Mongar situated on a hill overlooking the Kurichu valley and surrounding villages marks the beginning of Eastern Bhutan. The second largest town in the sub-tropical east, Mongar like Trashigang further east, is situated on the side of a hill in the contrasts to other towns of Western Bhutan which was built on the valley floor.
Places of Interest in Mongar (Altitude 1,600m)
The most celebrated site in Mongar is the Dzong itself (fortress) built in 1930s. Yet the Dzong is built in the same method and traditions of all the other Dzongs; no drawings and nails have been used. A visit gives visitors an impression of how traditional Bhutanese architecture has continued to thrive through the centuries.
Drametse Lhakhang is one of the largest and most important monastery in eastern Bhutan, founded in 16th century by a highly accomplished Ani (Nun) named Choten Zangmo, the granddaughter of the famous religious master Terton Pema Lingpa. The lhakhang is deeply associated with Terton Pema Lingpa and the Peling tradition of Buddhism. It houses wide range of spiritual treasures & other sacred objects and is the source of spiritual inspiration to the people of Drametse and neighbouring communities. This is also the place of origin of the famous Drametse Nga Chham, a masked dance with drums.

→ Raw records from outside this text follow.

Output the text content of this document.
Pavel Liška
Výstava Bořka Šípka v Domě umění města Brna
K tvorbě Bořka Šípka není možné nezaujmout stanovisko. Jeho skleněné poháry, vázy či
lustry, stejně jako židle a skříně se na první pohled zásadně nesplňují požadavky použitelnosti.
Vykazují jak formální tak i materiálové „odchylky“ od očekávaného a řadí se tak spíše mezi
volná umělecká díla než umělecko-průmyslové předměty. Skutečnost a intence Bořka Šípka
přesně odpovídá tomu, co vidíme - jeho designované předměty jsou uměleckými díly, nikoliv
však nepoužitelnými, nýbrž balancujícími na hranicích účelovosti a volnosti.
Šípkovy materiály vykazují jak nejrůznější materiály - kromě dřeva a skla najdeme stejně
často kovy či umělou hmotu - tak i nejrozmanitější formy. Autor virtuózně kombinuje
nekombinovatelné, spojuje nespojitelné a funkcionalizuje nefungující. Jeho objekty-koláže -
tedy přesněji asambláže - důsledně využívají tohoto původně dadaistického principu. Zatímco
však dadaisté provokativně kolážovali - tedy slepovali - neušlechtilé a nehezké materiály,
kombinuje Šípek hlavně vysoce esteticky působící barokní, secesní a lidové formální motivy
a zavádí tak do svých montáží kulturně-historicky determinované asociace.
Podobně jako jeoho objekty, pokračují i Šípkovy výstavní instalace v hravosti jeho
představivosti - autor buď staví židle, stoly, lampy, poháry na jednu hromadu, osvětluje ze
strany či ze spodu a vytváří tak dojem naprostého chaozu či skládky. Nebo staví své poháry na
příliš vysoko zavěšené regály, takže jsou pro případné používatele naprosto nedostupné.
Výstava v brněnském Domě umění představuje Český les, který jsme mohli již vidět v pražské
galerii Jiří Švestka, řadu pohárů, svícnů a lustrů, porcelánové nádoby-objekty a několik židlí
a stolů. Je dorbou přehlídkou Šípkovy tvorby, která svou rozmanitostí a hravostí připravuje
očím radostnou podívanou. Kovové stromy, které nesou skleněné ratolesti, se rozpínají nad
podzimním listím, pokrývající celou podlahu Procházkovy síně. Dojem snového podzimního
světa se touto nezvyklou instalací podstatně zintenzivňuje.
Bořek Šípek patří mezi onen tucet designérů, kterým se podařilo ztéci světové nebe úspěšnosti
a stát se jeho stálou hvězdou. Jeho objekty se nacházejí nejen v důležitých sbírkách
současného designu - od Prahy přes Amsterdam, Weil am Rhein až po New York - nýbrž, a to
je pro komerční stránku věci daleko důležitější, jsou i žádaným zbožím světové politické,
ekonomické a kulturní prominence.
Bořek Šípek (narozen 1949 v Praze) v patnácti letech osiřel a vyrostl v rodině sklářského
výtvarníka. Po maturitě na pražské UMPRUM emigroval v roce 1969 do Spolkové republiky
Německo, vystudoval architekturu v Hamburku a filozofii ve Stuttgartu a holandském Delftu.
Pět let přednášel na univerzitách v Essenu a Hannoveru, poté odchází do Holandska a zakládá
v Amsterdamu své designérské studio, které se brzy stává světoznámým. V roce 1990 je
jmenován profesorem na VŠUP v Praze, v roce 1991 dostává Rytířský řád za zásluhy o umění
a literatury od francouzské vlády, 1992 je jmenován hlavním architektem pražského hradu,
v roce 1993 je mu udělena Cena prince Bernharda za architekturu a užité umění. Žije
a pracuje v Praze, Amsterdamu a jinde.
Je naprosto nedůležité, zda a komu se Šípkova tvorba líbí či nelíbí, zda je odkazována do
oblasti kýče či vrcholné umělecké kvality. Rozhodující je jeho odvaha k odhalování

Geographically, Kurtoe (or Lhuentse as it is known today) is one of the remotest districts in the north-eastern corner of the Kingdom, located 77km and approx 3 hours drive from Mongar. The ethnic mosaic of the region is made up of the Kurtoep people ; who live in the upper valleys of the Kurichhu river, the Kurmed ; who inhabit the valley downstream and the Khomapas & Tshanglas ; who are scattered throughout the rest of the district. Some of the best textile weavers in the country come from Kurtoe region, and the exquisite Kishuthara, famed and treasured as women’s kira all over Bhutan, comes from the Khoma village in Lhuentse. The people of Lhuentse are mostly paddy farmers but they also grow maize, millet, barley, wheat and buckwheat to supplement rice cultivation. Kurtoeps are also adept singers and the valleys often resound with region’s folk popular songs.

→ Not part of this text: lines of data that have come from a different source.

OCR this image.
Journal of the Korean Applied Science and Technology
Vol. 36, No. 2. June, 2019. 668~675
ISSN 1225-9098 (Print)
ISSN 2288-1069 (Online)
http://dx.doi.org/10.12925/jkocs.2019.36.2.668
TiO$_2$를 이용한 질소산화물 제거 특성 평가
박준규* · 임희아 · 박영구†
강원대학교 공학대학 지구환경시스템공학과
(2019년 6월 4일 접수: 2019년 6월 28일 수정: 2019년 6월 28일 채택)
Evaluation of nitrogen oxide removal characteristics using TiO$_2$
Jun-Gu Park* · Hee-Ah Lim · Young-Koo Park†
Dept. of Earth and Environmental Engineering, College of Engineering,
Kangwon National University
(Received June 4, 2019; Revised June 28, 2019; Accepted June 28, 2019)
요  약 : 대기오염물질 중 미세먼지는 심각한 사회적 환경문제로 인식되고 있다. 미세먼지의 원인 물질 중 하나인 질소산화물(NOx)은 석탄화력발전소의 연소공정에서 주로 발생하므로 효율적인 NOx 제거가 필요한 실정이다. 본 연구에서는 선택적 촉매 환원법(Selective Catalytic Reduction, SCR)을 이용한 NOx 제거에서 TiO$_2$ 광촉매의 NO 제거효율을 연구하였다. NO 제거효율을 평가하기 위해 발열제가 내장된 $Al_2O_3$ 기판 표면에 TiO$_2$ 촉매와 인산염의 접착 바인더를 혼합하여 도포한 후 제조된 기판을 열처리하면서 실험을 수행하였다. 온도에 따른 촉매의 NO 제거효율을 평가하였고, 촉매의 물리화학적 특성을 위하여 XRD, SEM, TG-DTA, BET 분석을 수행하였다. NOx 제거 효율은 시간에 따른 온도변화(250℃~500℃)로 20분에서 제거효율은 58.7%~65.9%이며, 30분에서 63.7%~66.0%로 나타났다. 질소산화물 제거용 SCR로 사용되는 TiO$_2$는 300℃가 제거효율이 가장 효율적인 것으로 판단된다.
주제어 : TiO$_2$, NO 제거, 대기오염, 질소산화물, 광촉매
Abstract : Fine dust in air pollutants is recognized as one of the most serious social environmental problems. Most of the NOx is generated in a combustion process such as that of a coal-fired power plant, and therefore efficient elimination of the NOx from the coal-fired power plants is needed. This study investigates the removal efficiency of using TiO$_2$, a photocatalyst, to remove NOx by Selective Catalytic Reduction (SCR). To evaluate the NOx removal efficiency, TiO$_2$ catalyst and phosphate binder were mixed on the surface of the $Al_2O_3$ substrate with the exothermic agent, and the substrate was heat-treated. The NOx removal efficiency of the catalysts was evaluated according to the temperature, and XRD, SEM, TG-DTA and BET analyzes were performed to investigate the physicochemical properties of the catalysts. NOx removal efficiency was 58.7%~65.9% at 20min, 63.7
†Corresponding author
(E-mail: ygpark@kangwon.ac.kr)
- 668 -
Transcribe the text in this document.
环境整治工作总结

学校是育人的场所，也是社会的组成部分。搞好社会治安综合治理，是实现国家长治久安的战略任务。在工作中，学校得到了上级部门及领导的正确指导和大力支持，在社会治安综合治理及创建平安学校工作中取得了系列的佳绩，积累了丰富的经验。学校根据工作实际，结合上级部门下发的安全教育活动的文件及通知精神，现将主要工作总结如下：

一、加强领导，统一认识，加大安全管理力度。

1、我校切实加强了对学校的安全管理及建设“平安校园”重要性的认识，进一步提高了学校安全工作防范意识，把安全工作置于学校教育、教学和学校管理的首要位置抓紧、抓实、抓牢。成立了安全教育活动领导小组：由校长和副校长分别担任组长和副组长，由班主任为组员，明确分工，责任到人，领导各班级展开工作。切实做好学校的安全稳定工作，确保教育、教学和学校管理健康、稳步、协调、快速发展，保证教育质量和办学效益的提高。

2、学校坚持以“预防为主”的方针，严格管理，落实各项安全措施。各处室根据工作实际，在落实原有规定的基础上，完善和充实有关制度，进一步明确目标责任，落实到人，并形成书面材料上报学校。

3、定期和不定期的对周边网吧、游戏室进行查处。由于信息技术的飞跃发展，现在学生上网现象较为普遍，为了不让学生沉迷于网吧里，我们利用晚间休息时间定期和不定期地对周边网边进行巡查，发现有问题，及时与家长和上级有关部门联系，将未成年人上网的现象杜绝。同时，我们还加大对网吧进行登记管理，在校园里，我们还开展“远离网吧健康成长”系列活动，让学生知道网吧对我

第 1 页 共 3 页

Places of Interest in Lhuentse
Lying on eastern side of the Kuri Chhu river and perched on a spur at the end of a narrow valley, it was built in 1552 by Ngagi Wangchuk and later enlarged in 1656 and renamed as Lhundub Rinchen Tse Dzong. Since then, it has undergone several renovations and most recent has been repair work, after earthquake of 2009. Today the dzong is the administrative and the religious centre of the district and also the venue of Lhuentse Tshechu (festival) held in December / January.
The tiny village of Kilung located about 20 minute drive from Lhuentse Dzong, is mainly inhabited by Tshanglas who settled here in late 1880s. The Kilung temple is situated on a ridge overlooking the Kuri Chhu river and was built on the former site of the Kilung Gyalpo, a regional chieftain. This temple houses a sacred chain mail that was said to recapture a statue that miraculously flew away from the Lhuentse Dzong.

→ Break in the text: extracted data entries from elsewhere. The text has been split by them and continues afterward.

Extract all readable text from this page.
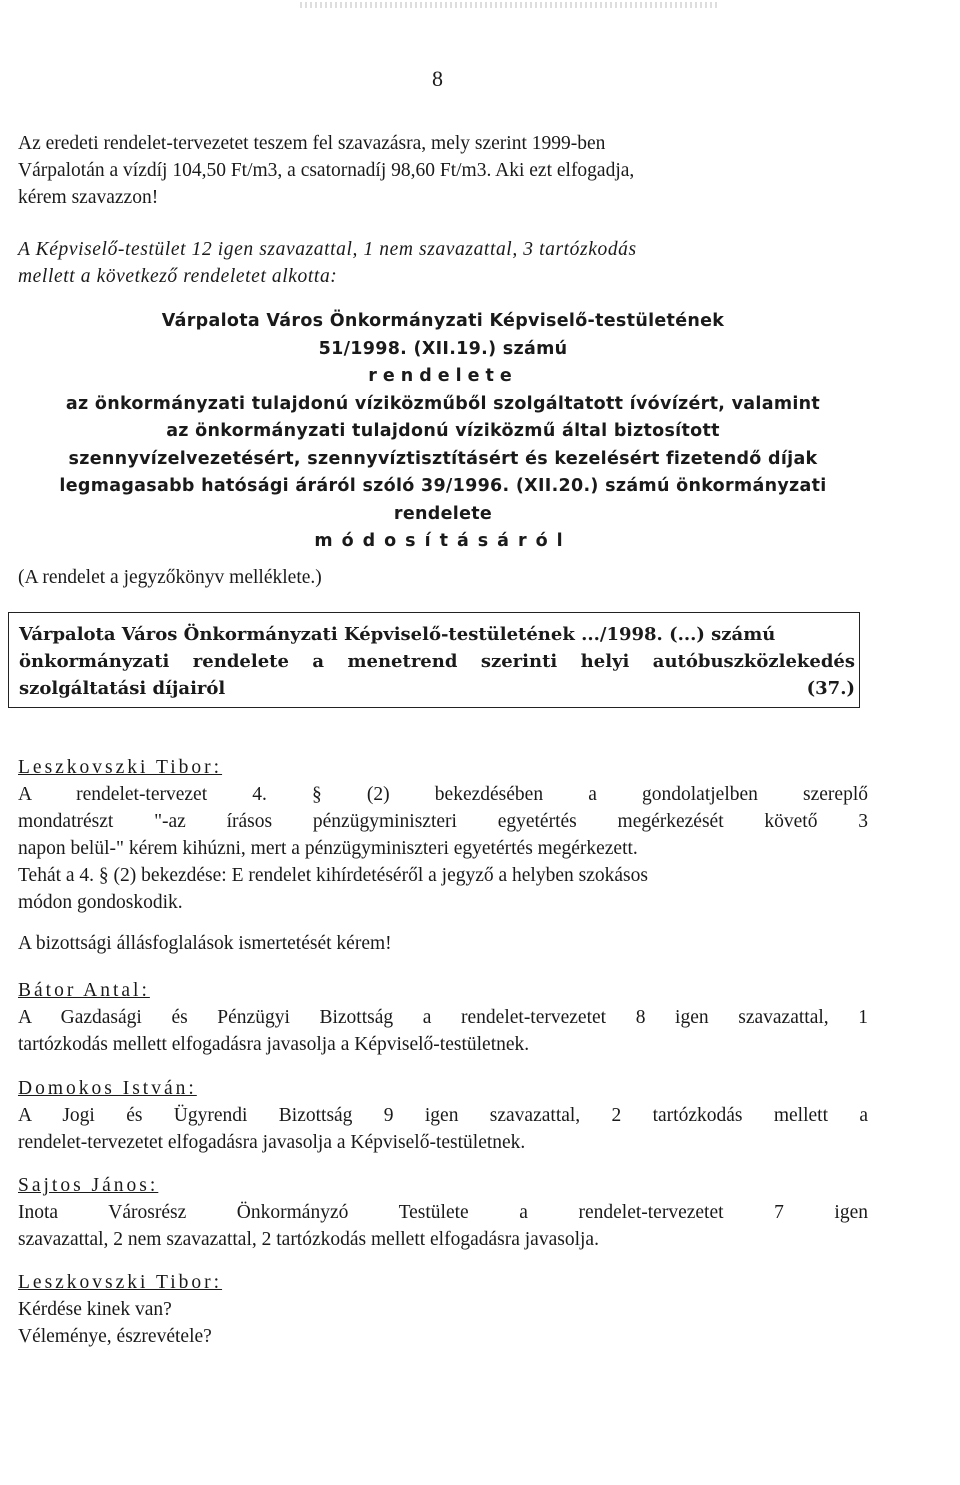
8

Az eredeti rendelet-tervezetet teszem fel szavazásra, mely szerint 1999-ben

Várpalotán a vízdíj 104,50 Ft/m3, a csatornadíj 98,60 Ft/m3. Aki ezt elfogadja,

kérem szavazzon!

A Képviselő-testület 12 igen szavazattal, 1 nem szavazattal, 3 tartózkodás

mellett a következő rendeletet alkotta:

Várpalota Város Önkormányzati Képviselő-testületének

51/1998. (XII.19.) számú

rendelete

az önkormányzati tulajdonú víziközműből szolgáltatott ívóvízért, valamint

az önkormányzati tulajdonú víziközmű által biztosított

szennyvízelvezetésért, szennyvíztisztításért és kezelésért fizetendő díjak

legmagasabb hatósági áráról szóló 39/1996. (XII.20.) számú önkormányzati

rendelete

módosításáról

(A rendelet a jegyzőkönyv melléklete.)

Várpalota Város Önkormányzati Képviselő-testületének .../1998. (...) számú

önkormányzati rendelete a menetrend szerinti helyi autóbuszközlekedés

szolgáltatási díjairól	(37.)
Leszkovszki Tibor:

A rendelet-tervezet 4. § (2) bekezdésében a gondolatjelben szereplő

mondatrészt "-az írásos pénzügyminiszteri egyetértés megérkezését követő 3

napon belül-" kérem kihúzni, mert a pénzügyminiszteri egyetértés megérkezett.

Tehát a 4. § (2) bekezdése: E rendelet kihírdetéséről a jegyző a helyben szokásos

módon gondoskodik.

A bizottsági állásfoglalások ismertetését kérem!
Bátor Antal:

A Gazdasági és Pénzügyi Bizottság a rendelet-tervezetet 8 igen szavazattal, 1

tartózkodás mellett elfogadásra javasolja a Képviselő-testületnek.

Domokos István:

A Jogi és Ügyrendi Bizottság 9 igen szavazattal, 2 tartózkodás mellett a

rendelet-tervezetet elfogadásra javasolja a Képviselő-testületnek.

Sajtos János:

Inota Városrész Önkormányzó Testülete a rendelet-tervezetet 7 igen

szavazattal, 2 nem szavazattal, 2 tartózkodás mellett elfogadásra javasolja.

Leszkovszki Tibor:

Kérdése kinek van?

Véleménye, észrevétele?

This monastery was founded in the 18th century by Pekar Gyatso and until recently was under the patronage of the 16th Karmapa Rangjung Rigpe Dorji. The daughter of 1st King, Ashi Wangmo lived here at the monastery as a nun. The monastery is easily accessible from a feeder road.
It was built by Trongsa Penlop Jigme Namgyal, father of Gongsar Ugyen Wangchuk, the first King of Bhutan. Dungkar Naktshang, the ancestral home of the Wangchuck Dynasty, stands amid a scenic backdrop of towering mountains overlooking the tiny Dungkar village below. There is a 40km dirt road from Lhuentse leading up to Dungkar Lhakhang.
Famous for its intricately woven cloth made of silk called Kishuthara, this village is an hour walk from the main road to Lhuentse Dzong. On a visit, you can see women sitting in a row at makeshift textile cottage, weaving intricate designs and patterns. It is a pleasant excursion to Khoma village over gentle slopes amongst pine trees.